Nova Luna

Uwe Rosenberg hat in seinem Portfolio bereits eine ganze Reihe erfolgreicher, sowohl thematischer als auch eher abstrakter, Spiele vorzuweisen, angefangen von „Bohnanza“ über „Agricola“ bis hin zu „Patchwork“. Wir wollen uns den neuesten Streich „Nova Luna“, welches auch für das Spiel des Jahres nominiert war, einmal genauer ansehen.

von Michael Wilhelm

Der Mond als Auslöser von irdischen und menschlichen Phänomenen ist ein alter Hut. Allerlei Okkultes und Mystisches wird dem Erdtrabanten angedichtet. In „Nova Luna“ aber muss der Mond als thematischer Hintergrund eines abstrakten Legespiels herhalten.

Zentrales Teil des Spiels ist die Monduhr, ein prächtig illustrierter Papp-Ring mit 24 zyklischen Mondgesichtern; der Neumond ist als Startfeld mit einem goldenem Umriss versehen. Um die Monduhr werden zu Beginn der Partie 11 Legeplättchen ausgelegt. Davon gibt es insgesamt 68 in den vier Farben gelb, rot, blau und türkis. Ein hübscher Mond-Marker aus Pappe soll vor dem ersten Spiel zusammengebastelt werden. Der Marker wird an der goldenen Markierung über dem Neumond platziert. Jeder Spieler legt dann eine der 21 Holzscheiben in Spielerfarbe am Neumond an.

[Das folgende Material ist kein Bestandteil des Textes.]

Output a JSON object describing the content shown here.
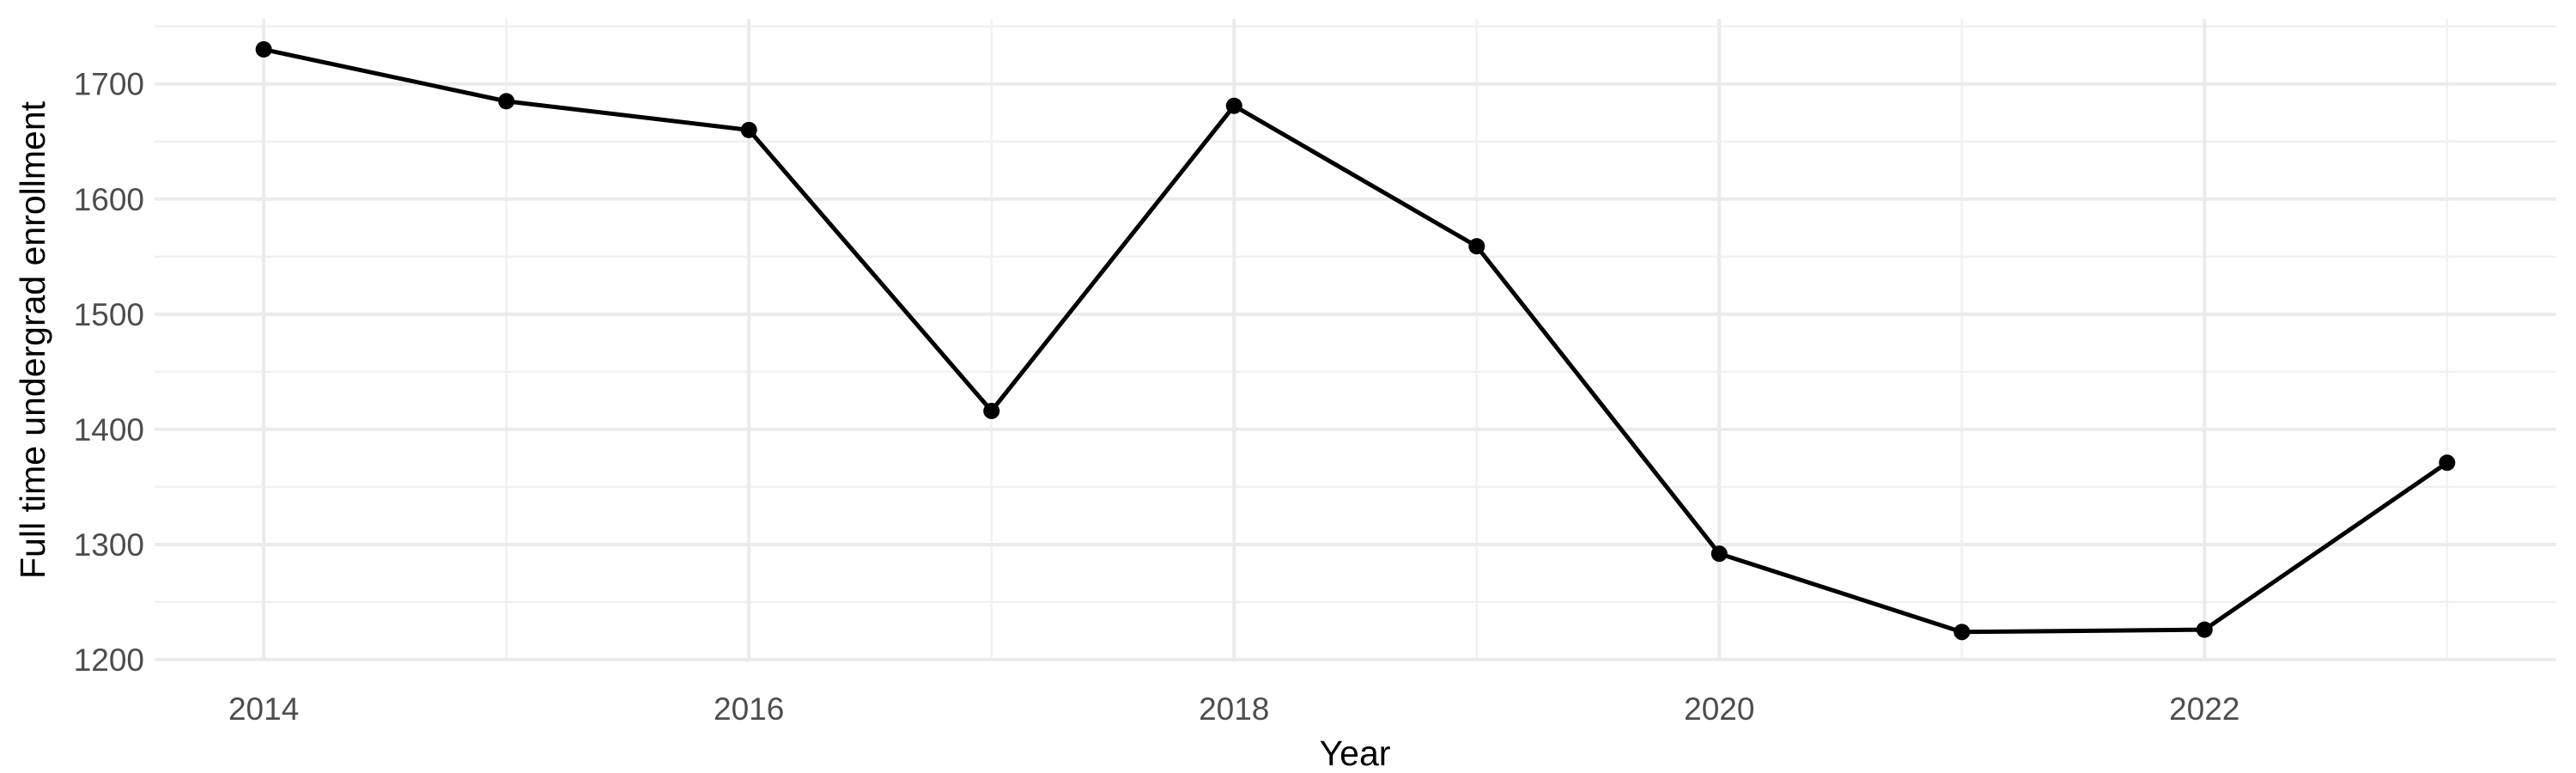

Wer an der Reihe ist, nimmt eines der drei ersten vor dem Mondmarker im Uhrzeigersinn liegenden Plättchen und legt es in die eigene Auslage. Auf jedem dieser Plättchen sind Zahlen von 1 bis 7 eingetragen, die angeben, wie weit die eigene Holzscheibe auf der Monduhr weiterrutschen muss.

Die anderen 20 Holzscheiben wollen nun zügig auf die Plättchen verteilt werden. Denn wer als erster alle abgelegt hat, gewinnt die Partie. Die Bedingungen dafür werden auf den Plättchen selbst angezeigt. Die meisten Plättchen zeigen neben den Zeitkosten ein bis drei Ringe mit jeweils 1 bis 4 Punkten in den vier Plättchenfarben.

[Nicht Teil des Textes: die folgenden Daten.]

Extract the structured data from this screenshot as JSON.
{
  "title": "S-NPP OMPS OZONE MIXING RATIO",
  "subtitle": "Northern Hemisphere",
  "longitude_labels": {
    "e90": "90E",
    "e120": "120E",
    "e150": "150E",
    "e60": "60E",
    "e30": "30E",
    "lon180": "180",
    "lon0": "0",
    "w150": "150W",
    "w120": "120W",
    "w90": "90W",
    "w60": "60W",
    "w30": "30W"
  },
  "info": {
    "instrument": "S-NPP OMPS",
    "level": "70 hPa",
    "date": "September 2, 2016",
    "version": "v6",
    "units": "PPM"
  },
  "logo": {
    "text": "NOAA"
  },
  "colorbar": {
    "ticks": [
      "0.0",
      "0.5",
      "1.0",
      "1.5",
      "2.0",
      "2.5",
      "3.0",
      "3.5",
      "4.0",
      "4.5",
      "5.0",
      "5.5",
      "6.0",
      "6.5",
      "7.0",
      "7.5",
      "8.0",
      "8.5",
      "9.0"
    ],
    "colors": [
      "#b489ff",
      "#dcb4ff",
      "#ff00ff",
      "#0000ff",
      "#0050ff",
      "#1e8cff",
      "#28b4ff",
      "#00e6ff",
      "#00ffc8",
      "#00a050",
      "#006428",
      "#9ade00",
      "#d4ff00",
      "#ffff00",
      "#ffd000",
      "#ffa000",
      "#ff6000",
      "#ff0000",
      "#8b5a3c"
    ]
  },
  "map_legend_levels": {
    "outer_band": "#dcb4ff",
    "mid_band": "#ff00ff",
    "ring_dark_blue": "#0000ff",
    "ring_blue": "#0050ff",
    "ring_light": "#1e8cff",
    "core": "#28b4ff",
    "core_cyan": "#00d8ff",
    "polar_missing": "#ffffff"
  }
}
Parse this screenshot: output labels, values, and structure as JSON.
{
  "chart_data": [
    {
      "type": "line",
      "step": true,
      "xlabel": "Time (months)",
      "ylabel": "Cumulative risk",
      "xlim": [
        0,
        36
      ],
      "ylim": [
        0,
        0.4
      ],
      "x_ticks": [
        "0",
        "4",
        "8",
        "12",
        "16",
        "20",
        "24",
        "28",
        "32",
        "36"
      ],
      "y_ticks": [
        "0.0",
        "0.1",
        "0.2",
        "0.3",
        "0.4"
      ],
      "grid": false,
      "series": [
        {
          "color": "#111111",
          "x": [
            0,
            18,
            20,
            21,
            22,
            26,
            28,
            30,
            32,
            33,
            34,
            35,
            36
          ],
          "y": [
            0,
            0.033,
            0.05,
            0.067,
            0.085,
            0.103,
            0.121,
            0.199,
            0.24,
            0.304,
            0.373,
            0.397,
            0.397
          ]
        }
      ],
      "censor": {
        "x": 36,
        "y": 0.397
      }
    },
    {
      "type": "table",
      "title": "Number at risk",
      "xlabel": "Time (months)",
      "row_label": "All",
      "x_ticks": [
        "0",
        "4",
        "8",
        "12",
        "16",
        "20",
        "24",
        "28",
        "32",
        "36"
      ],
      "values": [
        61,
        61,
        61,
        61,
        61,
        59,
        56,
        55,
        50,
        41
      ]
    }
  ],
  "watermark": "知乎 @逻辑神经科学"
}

Um einen der Ringe mit einer Holzscheibe abzudecken, müssen die entsprechend gefärbten Plättchen direkt über Kante benachbart abgelegt werden. Zeigt ein Ring einen gelben Punkt, so muss ein gelbes Plättchen angelegt werden; zeigt er zwei blaue Punkte, müssen entsprechend zwei blaue Plättchen angelegt werden. Diese können aber auch in Reihen gelegt werden, von denen nur die erste das besagte Plättchen berührt, sodass auch auf den ersten Blick unmögliche Anforderungen durchaus erfüllbar sind: beispielsweise gibt es Plättchen, die drei blaue, drei türkise und zwei gelbe Nachbarn fordern. Je mehr und je leichtere Aufgaben ein Plättchen zeigt, umso wertvoller und teurer ist es. Dabei macht es echt einen Unterschied, ob man gleich sieben Punkte auf der Monduhr vorrückt oder nur ein oder zwei. Denn an der Reihe ist man stets dann, wenn die eigene Holzscheibe auf der Monduhr am weitesten hinten liegt. Wer also zeit- und punktesparend vorgeht, kommt öfters an die Reihe.

So ist es möglich, zwei oder gar dreimal hintereinander an der Reihe zu sein, wenn ein Mitspieler mit einem 7er-Plättchen vorgeprescht ist. Diese Abweichung von der altbekannten Uhrzeigersinn-Reihenfolge ist zunächst verwirrend, geht dann aber nach ein paar Runden in Fleisch und Blut über. Leider ist das Zählen auf der Monduhr mit den kleinen Holzscheiben etwas fummelig und fehleranfällig, während die Scheiben für die Abdeckung der Ringe auf den Plättchen eigentlich die richtige Größe haben.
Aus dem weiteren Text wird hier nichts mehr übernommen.